Notifications for both the personal and work profile are visible in a unified view. The data for each profile is always kept separate and secure from each other, including when the same app is used by both profiles.
For company-owned devices, IT administrators can start with a new device and configure it with a device owner. Employers can issue these devices with a device owner app already installed that can configure global device settings.
Grab That Screen
Android 5.0 lets developers add screen capturing and screen sharing capabilities to an app. With user permission, there is the ability to can capture non-secure video from the display and deliver it over the network.
Wave at the Tilt A Whirl
In Android 5.0, a new tilt detector sensor helps improve activity recognition on supported devices, and a heart rate sensor reports the heart rate of the person touching the device. New interaction composite sensors are now available to detect special interactions such as a wake up gesture, a pick up gesture, and a glance gesture.
Surfs Up
The initial release for Android 5.0 includes a version of Chromium for WebView based on the Chromium M37 release, adding support for WebRTC, WebAudio, and WebGL. Chromium M37 also includes native support for all of the Web Components specifications: Custom Elements, Shadow DOM, HTML Imports, and Templates. Developers can use Polymer and its material design elements in a WebView without needing polyfills.

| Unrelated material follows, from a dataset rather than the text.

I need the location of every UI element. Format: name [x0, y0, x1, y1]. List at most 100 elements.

The Chromium layer is also now updatable from Google Play. As new versions of Chromium become available, users can update from Google Play to ensure they get the latest enhancements and bug fixes for WebView, providing the latest web APIs and bug fixes for apps using WebView on Android 5.0 and higher.
Energize
New job scheduling APIs allow the opportunity to optimize battery life by deferring jobs for the system to run at a later time or under specified conditions, such as when the device is charging or connected to Wi-Fi.
A new dumpsys batterystats command generates battery usage statistics developers can use to understand system-wide power use and understand the impact of an app on the device battery including the ability to look at the history of power events, approximate power use per UID and system component, and more. Battery Historian is a new tool to convert the statistics from dumpsys batterystats into a visualization for battery-related debugging.
All of these new features and more are powered by thousands of new API’s. You can find an API overview as well as other documentation on the Android Developer website.